Es ist jedoch Grundlage einer linken Gesellschaftsvorstellung, mit Betroffenen von Nazigewalt solidarisch zu sein. Die Gründung der Burak Ini war auch eine Reaktion auf den NSU. Nicht nur wegen der Paralleleim Tatablauf, die da wären: Ein weißer Täter schießt wortlos auf Migranten. Der Mord an Burak ist eine mögliche NSU-Nachfolgetat. Die Gründung der Ini war auch der Versuch,Lehren aus fehlender Reaktion aus der antirassistischen und antifaschistischen Linken, dass Angehörige komplett alleine gelassen wurden zu ziehen: das darf niemals wieder so sein. Wir haben allen Grund misstrauisch zu sein gegenüber Ermittlungsbehörden, Staat, Politik; dem strukturellen und institutionell verankerten Rassismus. Unsere Konsequenzen sind: Nicht wegsehen! Wachsamkeit gegenüber rassistischen und sozialen Spaltungsversuchen der Herrschenden.

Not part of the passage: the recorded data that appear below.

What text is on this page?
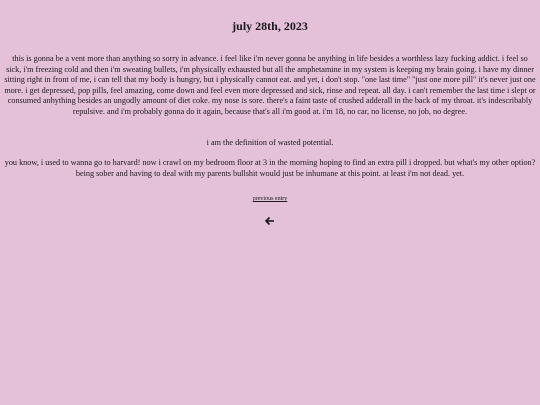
july 28th, 2023

this is gonna be a vent more than anything so sorry in advance. i feel like i'm never gonna be anything in life besides a worthless lazy fucking addict. i feel so sick, i'm freezing cold and then i'm sweating bullets, i'm physically exhausted but all the amphetamine in my system is keeping my brain going. i have my dinner sitting right in front of me, i can tell that my body is hungry, but i physically cannot eat. and yet, i don't stop. "one last time" "just one more pill" it's never just one more. i get depressed, pop pills, feel amazing, come down and feel even more depressed and sick, rinse and repeat. all day. i can't remember the last time i slept or consumed anhything besides an ungodly amount of diet coke. my nose is sore. there's a faint taste of crushed adderall in the back of my throat. it's indescribably repulsive. and i'm probably gonna do it again, because that's all i'm good at. i'm 18, no car, no license, no job, no degree.

i am the definition of wasted potential.

you know, i used to wanna go to harvard! now i crawl on my bedroom floor at 3 in the morning hoping to find an extra pill i dropped. but what's my other option? being sober and having to deal with my parents bullshit would just be inhumane at this point. at least i'm not dead. yet.

previous entry
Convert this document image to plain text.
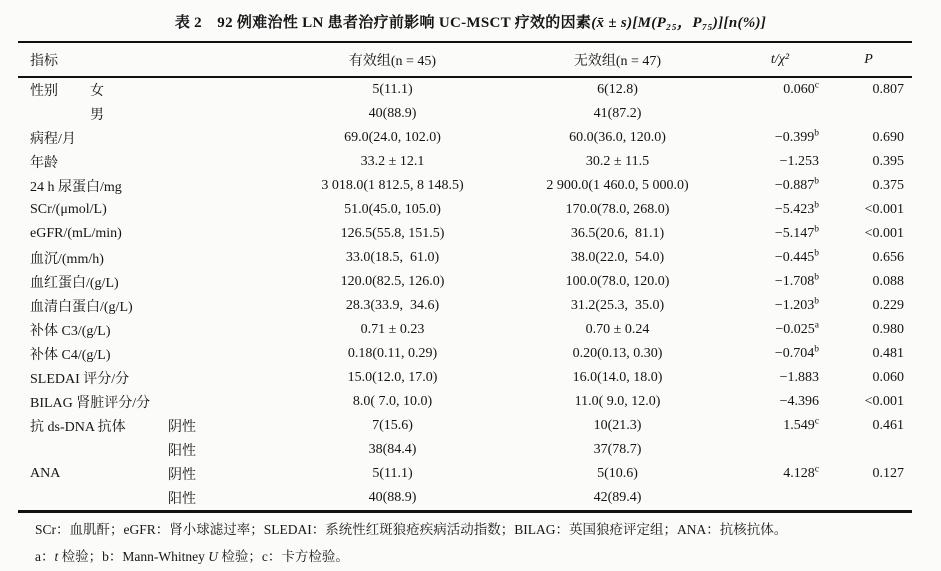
表 2　92 例难治性 LN 患者治疗前影响 UC-MSCT 疗效的因素(x̄ ± s)[M(P₂₅，P₇₅)][n(%)]
指标	有效组(n = 45)	无效组(n = 47)	t/χ²	P
性别 女	5(11.1)	6(12.8)	0.060$^c$	0.807

男	40(88.9)	41(87.2)		
病程/月	69.0(24.0, 102.0)	60.0(36.0, 120.0)	−0.399$^b$	0.690
年龄	33.2 ± 12.1	30.2 ± 11.5	−1.253	0.395
24 h 尿蛋白/mg	3 018.0(1 812.5, 8 148.5)	2 900.0(1 460.0, 5 000.0)	−0.887$^b$	0.375
SCr/(μmol/L)	51.0(45.0, 105.0)	170.0(78.0, 268.0)	−5.423$^b$	<0.001
eGFR/(mL/min)	126.5(55.8, 151.5)	36.5(20.6,  81.1)	−5.147$^b$	<0.001
血沉/(mm/h)	33.0(18.5,  61.0)	38.0(22.0,  54.0)	−0.445$^b$	0.656
血红蛋白/(g/L)	120.0(82.5, 126.0)	100.0(78.0, 120.0)	−1.708$^b$	0.088
血清白蛋白/(g/L)	28.3(33.9,  34.6)	31.2(25.3,  35.0)	−1.203$^b$	0.229
补体 C3/(g/L)	0.71 ± 0.23	0.70 ± 0.24	−0.025$^a$	0.980
补体 C4/(g/L)	0.18(0.11, 0.29)	0.20(0.13, 0.30)	−0.704$^b$	0.481
SLEDAI 评分/分	15.0(12.0, 17.0)	16.0(14.0, 18.0)	−1.883	0.060
BILAG 肾脏评分/分	8.0( 7.0, 10.0)	11.0( 9.0, 12.0)	−4.396	<0.001
抗 ds-DNA 抗体 阴性	7(15.6)	10(21.3)	1.549$^c$	0.461

阳性	38(84.4)	37(78.7)		
ANA 阴性	5(11.1)	5(10.6)	4.128$^c$	0.127

阳性	40(88.9)	42(89.4)		
SCr：血肌酐；eGFR：肾小球滤过率；SLEDAI：系统性红斑狼疮疾病活动指数；BILAG：英国狼疮评定组；ANA：抗核抗体。
a：t 检验；b：Mann-Whitney U 检验；c：卡方检验。
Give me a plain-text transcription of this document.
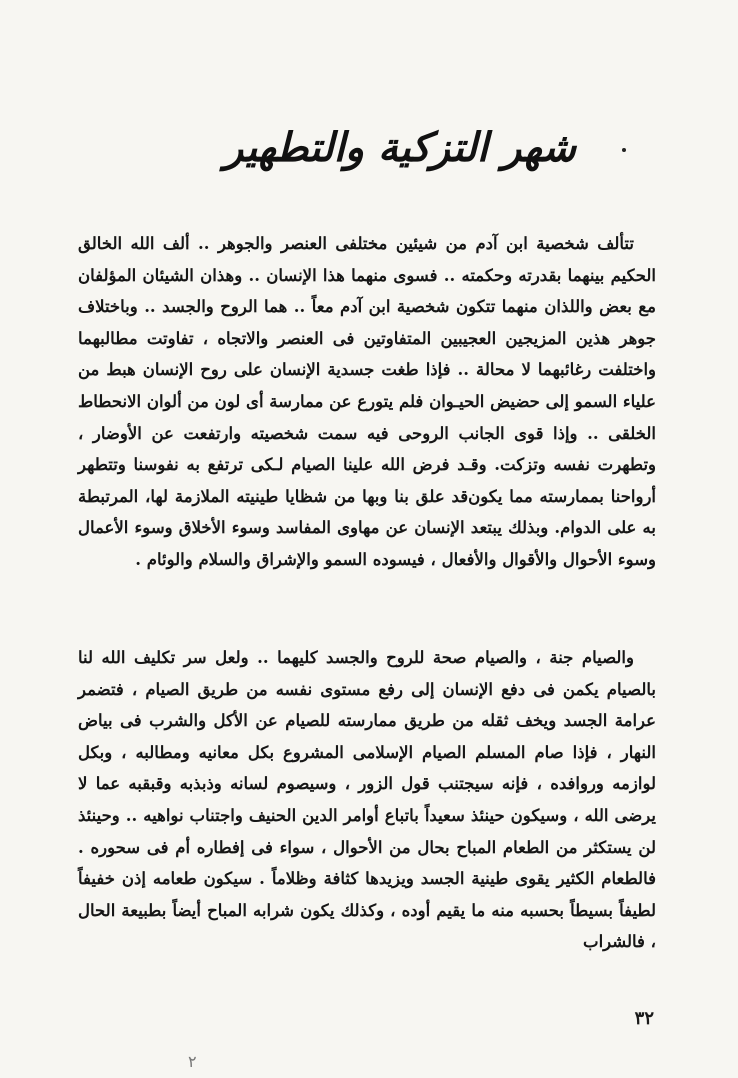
شهر التزكية والتطهير

تتألف شخصية ابن آدم من شيئين مختلفى العنصر والجوهر .. ألف الله الخالق الحكيم بينهما بقدرته وحكمته .. فسوى منهما هذا الإنسان .. وهذان الشيئان المؤلفان مع بعض واللذان منهما تتكون شخصية ابن آدم معاً .. هما الروح والجسد .. وباختلاف جوهر هذين المزيجين العجيبين المتفاوتين فى العنصر والاتجاه ، تفاوتت مطالبهما واختلفت رغائبهما لا محالة .. فإذا طغت جسدية الإنسان على روح الإنسان هبط من علياء السمو إلى حضيض الحيـوان فلم يتورع عن ممارسة أى لون من ألوان الانحطاط الخلقى .. وإذا قوى الجانب الروحى فيه سمت شخصيته وارتفعت عن الأوضار ، وتطهرت نفسه وتزكت. وقـد فرض الله علينا الصيام لـكى ترتفع به نفوسنا وتتطهر أرواحنا بممارسته مما يكون‌قد علق بنا وبها من شظايا طينيته الملازمة لها، المرتبطة به على الدوام. وبذلك يبتعد الإنسان عن مهاوى المفاسد وسوء الأخلاق وسوء الأعمال وسوء الأحوال والأقوال والأفعال ، فيسوده السمو والإشراق والسلام والوئام .

والصيام جنة ، والصيام صحة للروح والجسد كليهما .. ولعل سر تكليف الله لنا بالصيام يكمن فى دفع الإنسان إلى رفع مستوى نفسه من طريق الصيام ، فتضمر عرامة الجسد ويخف ثقله من طريق ممارسته للصيام عن الأكل والشرب فى بياض النهار ، فإذا صام المسلم الصيام الإسلامى المشروع بكل معانيه ومطالبه ، وبكل لوازمه وروافده ، فإنه سيجتنب قول الزور ، وسيصوم لسانه وذبذبه وقبقبه عما لا يرضى الله ، وسيكون حينئذ سعيداً باتباع أوامر الدين الحنيف واجتناب نواهيه .. وحينئذ لن يستكثر من الطعام المباح بحال من الأحوال ، سواء فى إفطاره أم فى سحوره . فالطعام الكثير يقوى طينية الجسد ويزيدها كثافة وظلاماً . سيكون طعامه إذن خفيفاً لطيفاً بسيطاً بحسبه منه ما يقيم أوده ، وكذلك يكون شرابه المباح أيضاً بطبيعة الحال ، فالشراب

٣٢
٢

Und: Praktische Solidarität. Wir fordern Aufklärung im Fall des ermordeten Burak Bektas – für ein demokratisches und angstfreies Miteinander. Solidarität heisst für uns:Gemeinsam den antirassistischen und antifaschistischen Widerstand organisieren!
Wir freuen uns, dass wir zu diesem Anlass hier heute alle gemeinsam auf der Straße sind! Vielen Dank!